When considering the type of information a licensee possesses or handles, it must also evaluate the severity of harm that may occur due to a breakdown or breach of its information security program. A licensee should evaluate, considering that it possesses sensitive information, what harm may follow if a cybersecurity event occurred. If the effect of the harm is less severe because the type or amount of information the licensee possesses is not as sensitive, then its risk assessment would likely be less extensive than a licensee who possesses great quantities of sensitive information.
Finally, a licensee should consider its use of third-party service providers when it conducts its risk assessment. Third-party service providers have been cited as a major vehicle for hackers to infiltrate entities and cause data breaches. Third-party service providers are a potential danger to licensees because these providers could maintain the licensee’s nonpublic data and provide access for a hacker into the licensee’s information system. Because third-party service providers are a potential liability towards a licensee’s information security program, it must take adequate measures in vetting its service provider such as conducting a risk assessment on the third-party service provider itself.Although the IDSA requires a licensee to conduct a risk assessment but does not provide a system in which to conduct that assessment, these factors account for the essential questions a licensee must tackle in order to design, implement, and maintain a compliant information security system. However, this assessment is not limited to these factors, rather these factors provide only a good place to start for licensees conducting their risk assessment.

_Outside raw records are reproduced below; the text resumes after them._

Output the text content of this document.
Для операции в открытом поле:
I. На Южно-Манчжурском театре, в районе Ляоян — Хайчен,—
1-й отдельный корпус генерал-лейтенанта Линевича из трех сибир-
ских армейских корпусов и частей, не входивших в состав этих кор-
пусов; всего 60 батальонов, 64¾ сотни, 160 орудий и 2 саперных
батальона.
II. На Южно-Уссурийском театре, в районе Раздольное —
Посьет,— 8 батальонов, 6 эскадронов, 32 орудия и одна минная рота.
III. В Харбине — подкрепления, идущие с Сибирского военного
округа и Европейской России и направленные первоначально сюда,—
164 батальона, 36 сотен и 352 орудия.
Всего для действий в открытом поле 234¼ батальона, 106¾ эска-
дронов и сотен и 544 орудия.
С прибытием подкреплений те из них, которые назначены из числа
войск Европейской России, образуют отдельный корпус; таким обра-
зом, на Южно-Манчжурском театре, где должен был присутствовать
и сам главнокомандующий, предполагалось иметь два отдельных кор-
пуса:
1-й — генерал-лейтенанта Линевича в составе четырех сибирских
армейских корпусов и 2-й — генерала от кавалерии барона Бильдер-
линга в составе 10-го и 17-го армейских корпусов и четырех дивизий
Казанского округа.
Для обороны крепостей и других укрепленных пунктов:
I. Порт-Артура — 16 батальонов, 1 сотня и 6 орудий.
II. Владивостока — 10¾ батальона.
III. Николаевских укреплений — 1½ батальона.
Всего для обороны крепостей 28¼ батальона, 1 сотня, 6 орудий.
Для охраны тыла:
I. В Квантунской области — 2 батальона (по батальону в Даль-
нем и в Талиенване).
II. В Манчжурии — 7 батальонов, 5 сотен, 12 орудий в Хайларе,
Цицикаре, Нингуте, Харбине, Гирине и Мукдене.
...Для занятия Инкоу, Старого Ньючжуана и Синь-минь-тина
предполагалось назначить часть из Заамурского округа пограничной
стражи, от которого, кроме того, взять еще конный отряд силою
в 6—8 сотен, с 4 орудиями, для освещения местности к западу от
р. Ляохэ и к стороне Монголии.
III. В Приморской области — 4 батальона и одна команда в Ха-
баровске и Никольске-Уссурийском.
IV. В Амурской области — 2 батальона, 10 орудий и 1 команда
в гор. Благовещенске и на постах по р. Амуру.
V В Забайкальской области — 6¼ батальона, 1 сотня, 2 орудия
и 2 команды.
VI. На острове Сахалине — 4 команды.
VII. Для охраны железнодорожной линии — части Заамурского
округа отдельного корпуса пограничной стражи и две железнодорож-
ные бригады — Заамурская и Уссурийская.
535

In today’s day and age where businesses collect more valuable data to gain a competitive edge and hackers become more brazen in how they access that information, cybersecurity protocols are coming to the forefront of issues for consumers. Insurance companies, in particular, are in hacker’s crosshairs because they possess vast amounts of valuable data but lack adequate security protocols to protect it. The IDSA represents a strategy to fight against these occurrences through mandatory information security programs designed to prevent cybersecurity events from happening. Although the IDSA will likely mitigate the effects of cyberattacks, it will not protect consumers in the manner that it strives for. Without more guidance to these issues regarding the IDSA’s provisions, licensees will be frustrated due to penalties for noncompliance, which will lead to consumer distrust. Additionally, without a more severe penalty, licensees do not have a deep incentive to comply with the mandates. Those appointed to oversee the IDSA’s enforcement start out crippled due to the two major notification safe harbors, possibly leading to countless breaches going undocumented. Without more explanation from the SCDOI, consumers will ultimately pay the price, whose nonpublic information will be more vulnerable to attack without further guidance.